Para
renovarnos en el espíritu y en la vida de oración, según las directrices del
Concilio (PC 2,2b), debemos conocer y recobrar el espíritu y la vida de oración
de nuestro santo Fundador y adaptarlos a nuestro tiempo. Debemos acercarnos a
él, como los primeros hermanos, y pedirle que nos enseñe a orar, que nos
introduzca en el secreto de su espíritu y de su vida de oración (1 Cel 45).
Tal
secreto se desvela en la que fue la vuelta decisiva y determinante de su
itinerario de conversión: el encuentro con Cristo en el camino de Espoleto, que
significó para Francisco algo así como la visión de Damasco para Pablo (TC
5-6). Allí Francisco fue atrapado por Cristo, que se le presentó como «el
Señor» por antonomasia y le provocó un vuelco radical de todos sus proyectos.
La
conversión de san Francisco tuvo desde luego un desarrollo gradual; pero el
punto de partida, que se identificó con el punto de llegada, el medio principal
y el fin supremo, fue indiscutiblemente el amor a Cristo.
Jesús
arrolló literalmente al joven Francisco, se posesionó de todos sus sentidos, de
todas sus fibras, se adueñó de todas las palpitaciones de su corazón en todos
los momentos de su vida. La clave de la espiritualidad del Serafín de Asís se
encuentra en el célebre testimonio de Celano: «Los hermanos que vivieron en su
compañía saben lo muy duradera y continua que era su conversación acerca de
Jesús, y cuán agradable y suave, cuán tierna y llena de amor. Su boca hablaba
de la abundancia de su corazón, y volcaba al exterior aquel torrente de
encendida caridad que lo abrasaba en su interior. Estaba íntimamente unido con
Jesús: a Jesús llevaba siempre en el corazón, a Jesús en los labios, a Jesús en
los oídos, a Jesús en los ojos, a Jesús en las manos, a Jesús en todos los
miembros de su cuerpo» (1 Cel 115).
San
Francisco podía afirmar con toda verdad a una con san Pablo: «Ya no vivo yo,
vive en mí Cristo» (Gál 2,20). Una vez que se ha encontrado con Él, el Señor,
Francisco se despoja de todo para ser pobre como Él. Acepta 1a humillación, el
desprecio, la convivencia con los marginados, los mendigos, los rechazados por
la sociedad, los leprosos..., para ser como Él. Macera al hombre viejo,
para que viva en él el Hombre nuevo.
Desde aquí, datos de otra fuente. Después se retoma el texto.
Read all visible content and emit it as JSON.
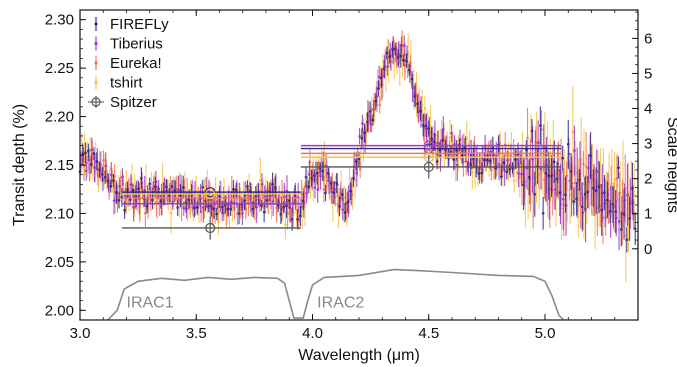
{
  "chart_data": {
    "type": "scatter",
    "xlabel": "Wavelength (μm)",
    "ylabel": "Transit depth (%)",
    "ylabel_right": "Scale heights",
    "xlim": [
      3.0,
      5.4
    ],
    "ylim": [
      1.99,
      2.31
    ],
    "x_ticks": [
      "3.0",
      "3.5",
      "4.0",
      "4.5",
      "5.0"
    ],
    "y_ticks": [
      "2.00",
      "2.05",
      "2.10",
      "2.15",
      "2.20",
      "2.25",
      "2.30"
    ],
    "right_ticks": [
      "0",
      "1",
      "2",
      "3",
      "4",
      "5",
      "6"
    ],
    "right_axis": {
      "zero_depth": 2.0635,
      "depth_per_scale_height": 0.0362
    },
    "grid": false,
    "legend_position": "top-left",
    "series": [
      {
        "name": "FIREFLy",
        "color": "#3a2a8c",
        "marker": "errorbar"
      },
      {
        "name": "Tiberius",
        "color": "#a23cc9",
        "marker": "errorbar"
      },
      {
        "name": "Eureka!",
        "color": "#f07868",
        "marker": "errorbar"
      },
      {
        "name": "tshirt",
        "color": "#f5c242",
        "marker": "errorbar"
      },
      {
        "name": "Spitzer",
        "color": "#555555",
        "marker": "open-circle"
      }
    ],
    "spectrum_outline": [
      [
        3.0,
        2.155
      ],
      [
        3.05,
        2.155
      ],
      [
        3.1,
        2.138
      ],
      [
        3.15,
        2.128
      ],
      [
        3.2,
        2.12
      ],
      [
        3.3,
        2.118
      ],
      [
        3.4,
        2.122
      ],
      [
        3.5,
        2.112
      ],
      [
        3.6,
        2.108
      ],
      [
        3.7,
        2.11
      ],
      [
        3.8,
        2.118
      ],
      [
        3.9,
        2.105
      ],
      [
        3.95,
        2.11
      ],
      [
        4.0,
        2.138
      ],
      [
        4.05,
        2.142
      ],
      [
        4.1,
        2.118
      ],
      [
        4.15,
        2.108
      ],
      [
        4.2,
        2.162
      ],
      [
        4.25,
        2.198
      ],
      [
        4.3,
        2.242
      ],
      [
        4.35,
        2.262
      ],
      [
        4.4,
        2.265
      ],
      [
        4.45,
        2.218
      ],
      [
        4.5,
        2.182
      ],
      [
        4.55,
        2.168
      ],
      [
        4.6,
        2.165
      ],
      [
        4.7,
        2.155
      ],
      [
        4.8,
        2.16
      ],
      [
        4.9,
        2.148
      ],
      [
        5.0,
        2.145
      ],
      [
        5.1,
        2.132
      ],
      [
        5.2,
        2.128
      ],
      [
        5.3,
        2.118
      ],
      [
        5.38,
        2.1
      ]
    ],
    "spitzer": [
      {
        "band": "IRAC1",
        "x": 3.56,
        "xrange": [
          3.18,
          3.95
        ],
        "values": {
          "FIREFLy": 2.122,
          "Tiberius": 2.11,
          "Eureka!": 2.116,
          "tshirt": 2.12,
          "Spitzer": 2.085
        }
      },
      {
        "band": "IRAC2",
        "x": 4.5,
        "xrange": [
          3.95,
          5.07
        ],
        "values": {
          "FIREFLy": 2.167,
          "Tiberius": 2.17,
          "Eureka!": 2.162,
          "tshirt": 2.158,
          "Spitzer": 2.148
        }
      }
    ],
    "bandpass_labels": [
      "IRAC1",
      "IRAC2"
    ]
  }
}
Abraza y besa al leproso, superando la
repugnancia irresistible de la naturaleza, porque sabe que abraza y besa a
Aquel que se presentó como un leproso por amor a nosotros.
San
Francisco siguió, imitó, reprodujo al vivo a Jesucristo, y quiso que ésta fuese
la norma fundamental y la regla suprema de su Fraternidad. Cuanto se diga sobre
la oración sólo puede ser viable dentro de esta perspectiva: un compromiso
operativo y coherente de modelarse sobre Cristo, compromiso de conversión
continua, radical, transformante, tensa en profundidad hacia la persona viva
del Señor Jesús.
Es
necesario dejar bien sentado que la oración y la vida constituyen una unidad
indivisible, que la una depende de la otra, que la una autentica a la otra. La
separación entre oración y vida es principio de crisis de la oración; para
resolverla, se precisa unificarlas y unificarlas en Cristo. Una recuperación
del valor de la oración que se limitase únicamente a la oración sería, no sólo
unilateral, sino además inevitablemente estéril. La auténtica oración se
reconoce por los frutos de vida. Pretender recuperar el valor de la oración sin
comprometerse seriamente en la conversión de la vida es utópico.
La
vida cristiana, la ascesis, hay que plantearla desde la teología paulina del
Cuerpo Místico y desde la tensión joánica del permanecer en Cristo, descrita en
la alegoría de la vid y los sarmientos. Las virtudes han de ser presentadas, se
ha de estimular a adquirirlas, como aspectos de la conformidad con Cristo,
movimientos dinámicos hacia la asimilación de Cristo, modos de expresar el amor
a Cristo. Precisamente, como las vio y las practicó Francisco de Asís.